Archangel

Once,
within my hearing,
and thinking himself alone,
he said
I wish I were dead.

And I didn’t man up to that.
I god damn kept my hands in my pockets
and shied away from his tortured road.

And now, in my time of life,
I see to it that things are kept clean,
most especially those hard-to-reach places.

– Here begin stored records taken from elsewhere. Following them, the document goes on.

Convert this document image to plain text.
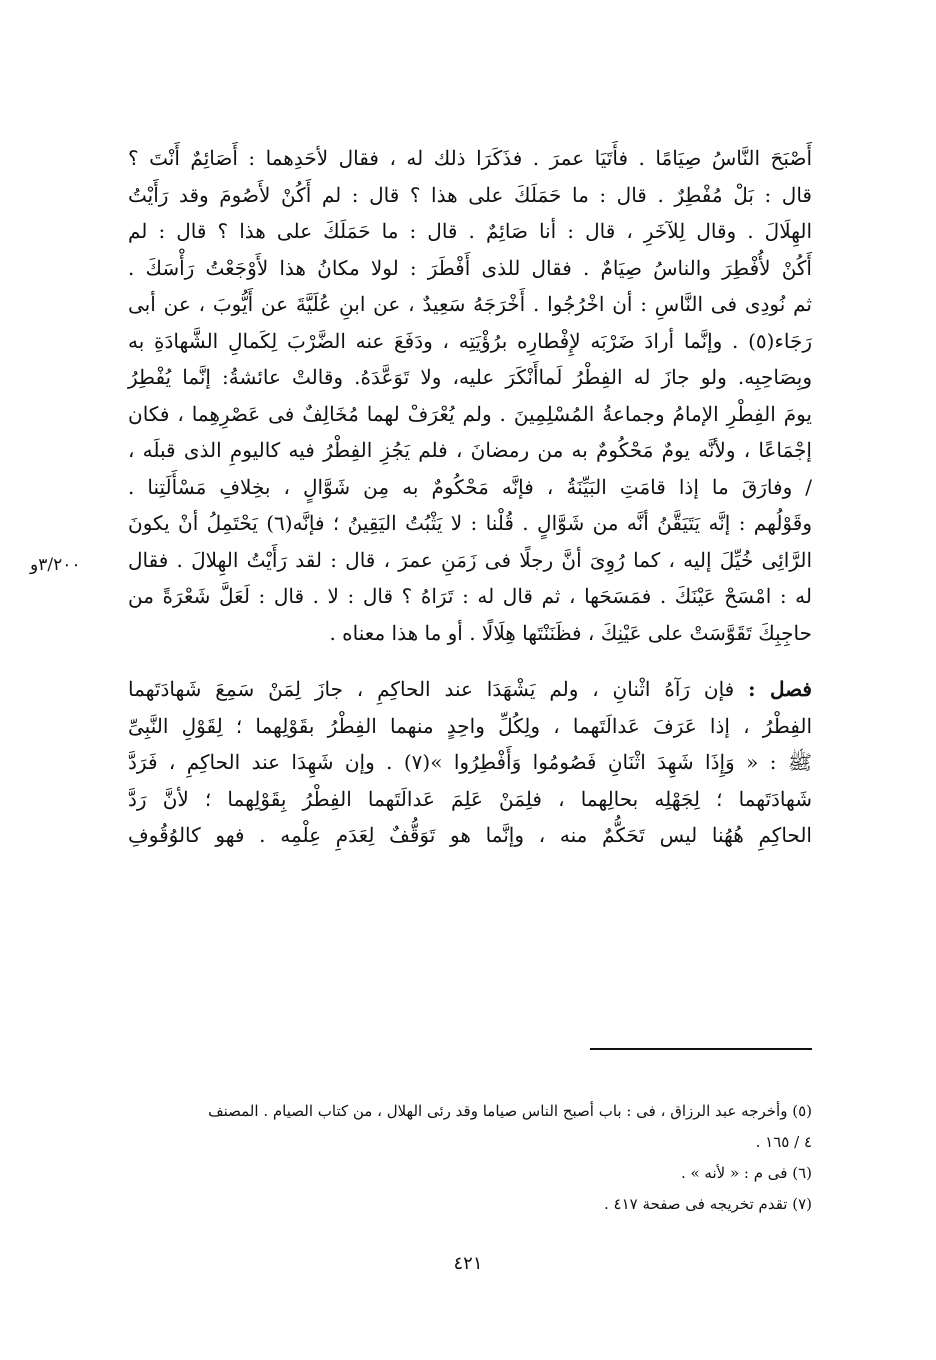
٣/٢٠٠و

أَصْبَحَ النَّاسُ صِيَامًا . فأَتَيَا عمرَ . فذَكَرَا ذلك له ، فقال لأحَدِهما : أَصَائِمٌ أَنْتَ ؟
قال : بَلْ مُفْطِرٌ . قال : ما حَمَلَكَ على هذا ؟ قال : لم أَكُنْ لأَصُومَ وقد رَأَيْتُ
الهِلَالَ . وقال لِلآخَرِ ، قال : أنا صَائِمٌ . قال : ما حَمَلَكَ على هذا ؟ قال : لم
أَكُنْ لأُفْطِرَ والناسُ صِيَامٌ . فقال للذى أَفْطَرَ : لولا مكانُ هذا لأَوْجَعْتُ رَأْسَكَ .
ثم نُودِى فى النَّاسِ : أن اخْرُجُوا . أَخْرَجَهُ سَعِيدٌ ، عن ابنِ عُلَيَّةَ عن أَيُّوبَ ، عن أبى
رَجَاء(٥) . وإنَّما أرادَ ضَرْبَه لإِفْطارِه برُؤْيَتِه ، ودَفَعَ عنه الضَّرْبَ لِكَمالِ الشَّهادَةِ به
وبِصَاحِبِه. ولو جازَ له الفِطْرُ لَماأَنْكَرَ عليه، ولا تَوَعَّدَهُ. وقالتْ عائشةُ: إنَّما يُفْطِرُ
يومَ الفِطْرِ الإمامُ وجماعةُ المُسْلِمِينَ . ولم يُعْرَفْ لهما مُخَالِفٌ فى عَصْرِهِما ، فكان
إجْمَاعًا ، ولأنَّه يومٌ مَحْكُومٌ به من رمضانَ ، فلم يَجُزِ الفِطْرُ فيه كاليومِ الذى قبلَه ،
/ وفارَقَ ما إذا قامَتِ البَيِّنَةُ ، فإنَّه مَحْكُومٌ به مِن شَوَّالٍ ، بخِلافِ مَسْأَلَتِنا .
وقَوْلُهم : إنَّه يَتَيَقَّنُ أنَّه من شَوَّالٍ . قُلْنا : لا يَثْبُتُ اليَقِينُ ؛ فإنَّه(٦) يَحْتَمِلُ أنْ يكونَ
الرَّائِى خُيِّلَ إليه ، كما رُوِىَ أنَّ رجلًا فى زَمَنِ عمرَ ، قال : لقد رَأَيْتُ الهِلالَ . فقال
له : امْسَحْ عَيْنَكَ . فمَسَحَها ، ثم قال له : تَرَاهُ ؟ قال : لا . قال : لَعَلَّ شَعْرَةً من
حاجِبِكَ تَقَوَّسَتْ على عَيْنِكَ ، فظَنَنْتَها هِلَالًا . أو ما هذا معناه .

فصل : فإن رَآهُ اثْنانِ ، ولم يَشْهَدَا عند الحاكِمِ ، جازَ لِمَنْ سَمِعَ شَهادَتَهما
الفِطْرُ ، إذا عَرَفَ عَدالَتَهما ، ولِكُلِّ واحِدٍ منهما الفِطْرُ بقَوْلِهما ؛ لِقَوْلِ النَّبِىِّ
ﷺ : « وَإِذَا شَهِدَ اثْنَانِ فَصُومُوا وَأَفْطِرُوا »(٧) . وإن شَهِدَا عند الحاكِمِ ، فَرَدَّ
شَهادَتَهما ؛ لِجَهْلِه بحالِهما ، فلِمَنْ عَلِمَ عَدالَتَهما الفِطْرُ بِقَوْلِهما ؛ لأنَّ رَدَّ
الحاكِمِ هُهُنا ليس تَحَكُّمٌ منه ، وإنَّما هو تَوَقُّفٌ لِعَدَمِ عِلْمِه . فهو كالوُقُوفِ

(٥) وأخرجه عبد الرزاق ، فى : باب أصبح الناس صياما وقد رئى الهلال ، من كتاب الصيام . المصنف
٤ / ١٦٥ .
(٦) فى م : « لأنه » .
(٧) تقدم تخريجه فى صفحة ٤١٧ .
٤٢١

Angels are white-winged, I think,
and brook no negligence of care.

And I don’t know where he is now,
or if he can see my compulsion to shine things.
To bring them to bright.

Or if he knows his boy is just like him.

At the beach, in morning fog

At water’s edge
I plied the sand
for vacant shells
and stones to skip,
so flat.
There,
there was a tree
that had given up,
acute in its angle,
embarrassed at the nakedness of its bleached roots.
Close by,
an eyeless carcass grinned,
in the throes of its last hysterics.

[Image: https://pixabay.com/users/jamesdemers-3416/%5D

Everything, and the kitchen sink

* Mental health triggers, suicidal ideation*

God.  You know, I’m just washing dishes, feeling useful and kind of self-satisfied. Haven’t dropped anything or cut myself, even though the bothersome cat is weaving around my legs.  I swear- if he had a ball of yarn, I would have been a coccoon by now.

See, it’s the third week of withdrawal from a particularly nasty medication, and I’m thinking I have aced it.  Not too bad, not too bad.  There’s a cast iron frying pan with some baked-on crusty stuff, and so I run the water very hot and start leaning into it with the old scrub brush.  I’m even thinking that this is good exercise, when the destined vapours rise up to me… the singular smell of fried mushrooms. [Me, at twelve, tagging along with Dad, picking them in fields and ditches, once getting chased by bulls]  [Mom, frying them up in her iron pan, the whole house smelling delightful]

And, God dammit, I cry.  I rattle dishes and run the water faster to help stifle it.  And I think of missed things and squandered chances for love.  And I let this self-pity pool into something worse, and I think what is the freaking point of trying to get clean and well? It’s not as if there are more memories to make, more chances to unsquander my wasted life.

And at last, to myself:  “You’ve made a mistake, bud.  Better go back to the upswing with those meds.” Because I see myself hanging from a tree like those men they found, and I take it to the logical conclusion of worrying about last testaments and burial arrangements.  That’s what it does.  That is what it does.

And so, tomorrow, we find out what we are made of.